A Varsovie, les SDF se cachent. Comme dans toutes les agglomérations, la nuit, les arrêts de tramway et de métro deviennent leur dortoir. Mais ils ne sont qu’une poignée à se montrer en centre-ville. La grande majorité a élu domicile dans les terrains abandonnés de la capitale. Maisons délaissés, jardins ouvriers en friche, jungle de détritus. Quartier sud, à l’ouest de la Vistule, le fleuve qui coupe la capitale polonaise en deux : côté riche, côté pauvre. La maraude (personne qui porte assistance aux SDF,ndlr) qui vient à leur rencontre doit sortir des sentiers illuminés de la ville et rouler encore plusieurs kilomètres. Les travailleurs sociaux garent leur voiture et continuent à pied, dans la bouillasse des chemins improvisés. A l’abri d’une route, au fond des arbres : un jardin ouvrier laissé à l’abandon. Ici, vivent plusieurs sans-abri. Chacun a sa cabane, rapiécée avec les moyens du bord. Comme des voisins, ils s’organisent une vie en communauté. Un semblant de vie pour tenir le coup. Avec des amitiés et des brouilles.

Et au milieu : la vielle dame qui réclame la paix dans le voisinage.« Ah ! Vous voilà ! Venez-donc m’aider ! » Une vieille dame s’approche de la maraude, une casserole à la main. On lui prend le récipient pour le remplir d’une soupe à la betterave. Les joues brûlées par le froid, la peau ternie, les baskets craquelés de partout, elle emmène les travailleurs sociaux au cœur de son « quartier ». Un chien n’arrête pas d’aboyer. Cette fois-ci, ce n’est pas lui qui est au cœur de la discorde de voisinage, mais bien l’animal de compagnie de l’homme qui vit tout prés. « Il a laissé sa bête dehors, toute la nuit ! Je ne peux pas m’occuper de mon chien et du sien, vous comprenez ! Il faut toujours qu’il complique tout, cet homme ! » Derrière son épaule, le conjoint de la vieille dame acquiesce de la tête. Une brouille de voisinage, comme on en connait tous. Mais, ici, le couple vit dans des conditions exécrables. Au pied de leur cabane, des déchets en tout genre : palettes de bois, boites de conserves, sachets plastiques, récupérations, bibelots. Ils ne survivent qu’avec l’aide des maraudes qui apportent de la nourriture et leur proposent des soins dans les refuges. Pourtant, ils veulent s’organiser un semblant de vie, pour donner un sens à tout ça.

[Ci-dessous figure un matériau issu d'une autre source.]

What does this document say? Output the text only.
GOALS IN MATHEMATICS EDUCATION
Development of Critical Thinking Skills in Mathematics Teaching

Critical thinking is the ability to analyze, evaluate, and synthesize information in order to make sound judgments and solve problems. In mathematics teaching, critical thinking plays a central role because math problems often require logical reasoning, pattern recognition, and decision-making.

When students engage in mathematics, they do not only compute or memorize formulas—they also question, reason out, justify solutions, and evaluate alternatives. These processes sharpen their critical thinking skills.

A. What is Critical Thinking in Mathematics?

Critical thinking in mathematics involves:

« Comment je vis ici ? Grâce à mon chariot ! »

"Des nids à microbes et autres maladies contagieuses gelés par le froid de l’hiver."A quelques mètres de là, Jadyslaw reçoit des amis chez lui. L’accueil est sommaire, mais c’est convivial. A l’intérieur du cabanon, une radio chante les tubes du moment. Les « invités » sont entassés les uns sur les autres, autour d’un verre. Des banquettes en bois sur lesquels sont allongées des couvertures récupérées. Pour couper le vent, un gros rideau de laine double la porte d’entrée. « On est deux à vivre là, mais aujourd’hui il y a plus de monde. J’ai des invités », explique l’homme aux cent rides sur le visage. « Comment je vis ici ? Grâce à mon chariot ! Je ramasse les canettes et boites de conserve dans la rue ou dans les bennes à ordures. Et je les revends. » Jadyslaw est payé 4 zlotys par kilo de métaux. Moins d’un euro. Il traverse la ville de part en part pour récolter jusqu’à 20 kilos de conserves : « je peux en faire rentrer beaucoup dans mon chariot. » Des ordures, il y en a partout autour de lui. Des nids à microbes et autres maladies contagieuses gelés par le froid de l’hiver.

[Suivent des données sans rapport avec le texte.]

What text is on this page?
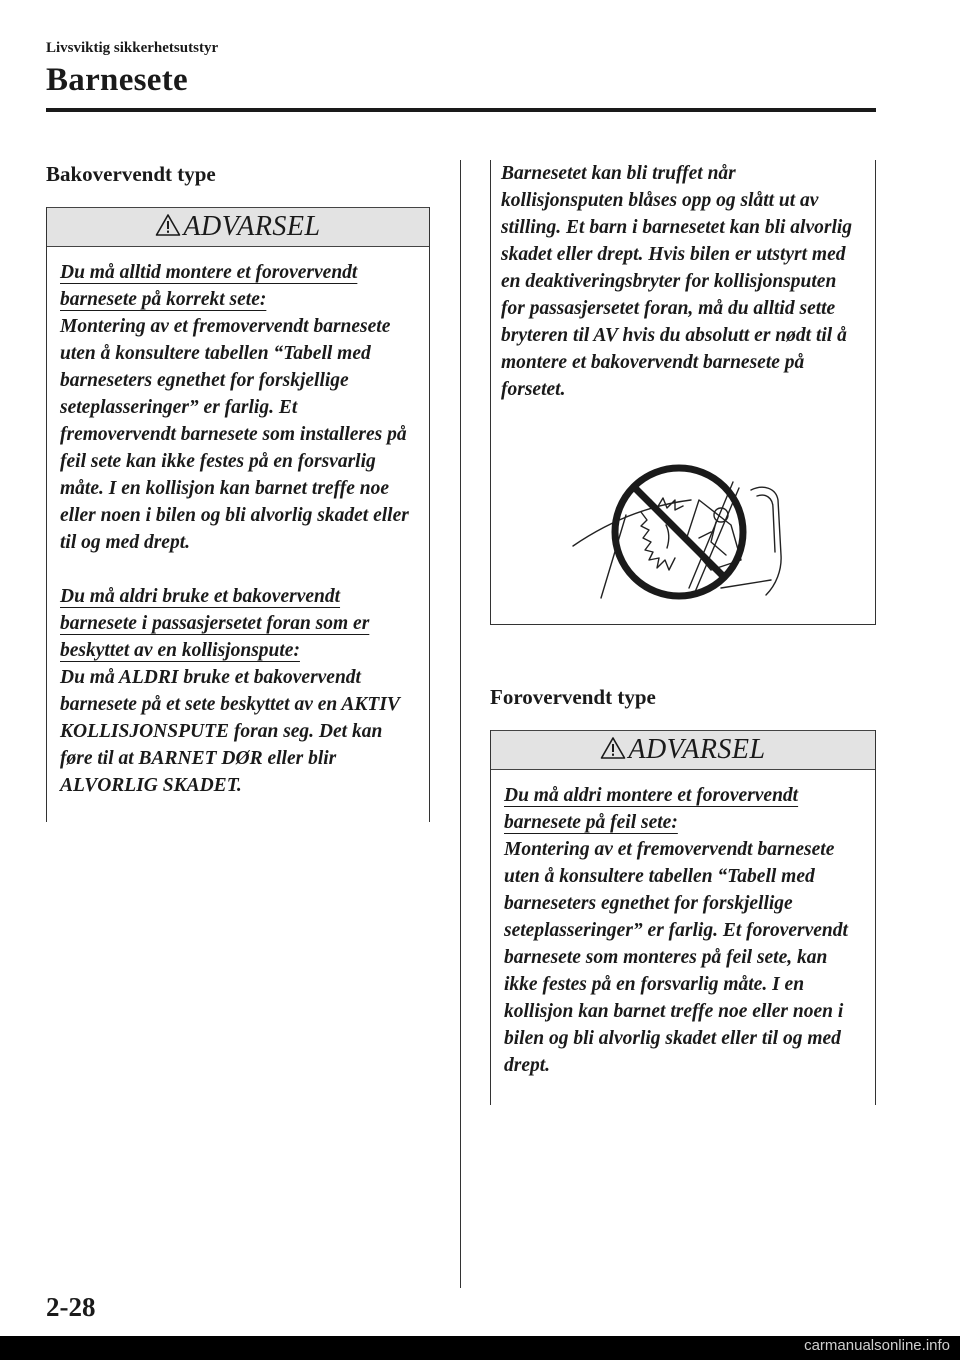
Livsviktig sikkerhetsutstyr
Barnesete
Bakovervendt type
ADVARSEL

Du må alltid montere et forovervendt barnesete på korrekt sete:

Montering av et fremovervendt barnesete uten å konsultere tabellen “Tabell med barneseters egnethet for forskjellige seteplasseringer” er farlig. Et fremovervendt barnesete som installeres på feil sete kan ikke festes på en forsvarlig måte. I en kollisjon kan barnet treffe noe eller noen i bilen og bli alvorlig skadet eller til og med drept.

Du må aldri bruke et bakovervendt barnesete i passasjersetet foran som er beskyttet av en kollisjonspute:

Du må ALDRI bruke et bakovervendt barnesete på et sete beskyttet av en AKTIV KOLLISJONSPUTE foran seg. Det kan føre til at BARNET DØR eller blir ALVORLIG SKADET.

Barnesetet kan bli truffet når kollisjonsputen blåses opp og slått ut av stilling. Et barn i barnesetet kan bli alvorlig skadet eller drept. Hvis bilen er utstyrt med en deaktiveringsbryter for kollisjonsputen for passasjersetet foran, må du alltid sette bryteren til AV hvis du absolutt er nødt til å montere et bakovervendt barnesete på forsetet.

Forovervendt type
ADVARSEL

Du må aldri montere et forovervendt barnesete på feil sete:

Montering av et fremovervendt barnesete uten å konsultere tabellen “Tabell med barneseters egnethet for forskjellige seteplasseringer” er farlig. Et forovervendt barnesete som monteres på feil sete, kan ikke festes på en forsvarlig måte. I en kollisjon kan barnet treffe noe eller noen i bilen og bli alvorlig skadet eller til og med drept.

2-28
carmanualsonline.info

Klaudia, son concubin, leur chien et leur chat ne vivent pas dans le jardin ouvrier. Ils habitent dans une vieille bâtisse abandonnée. Une maison en ruines prête à s’effondrer. Ils squattent et tentent de survivre à l’hiver en trouvant du bois pour se chauffer. Avec la crainte de se faire chasser par les autorités de ce logement abandonné. « C’est très dur de vivre comme ça. Je dois trouver du bois pour me chauffer. Il y en a presque plus. Où je vais le chercher ? Dans les ordures, pas loin. Des fois je ramène une palette, mais ça suffit à peine pour se chauffer une journée entière. » La maraude lui apporte aussi de la soupe, des conserves et du pain. Mais pas tous les jours. Alors comment vivre ? « Pour manger, et bien, je fais les poubelles. Je n’arrive pas toujours à trouver quelque chose, mais des fois je tombe sur des restes. » La fragile Klaudia se bat tous les jours pour nourrir concubin, chien et chat. Sa famille. Tout ce qui lui reste.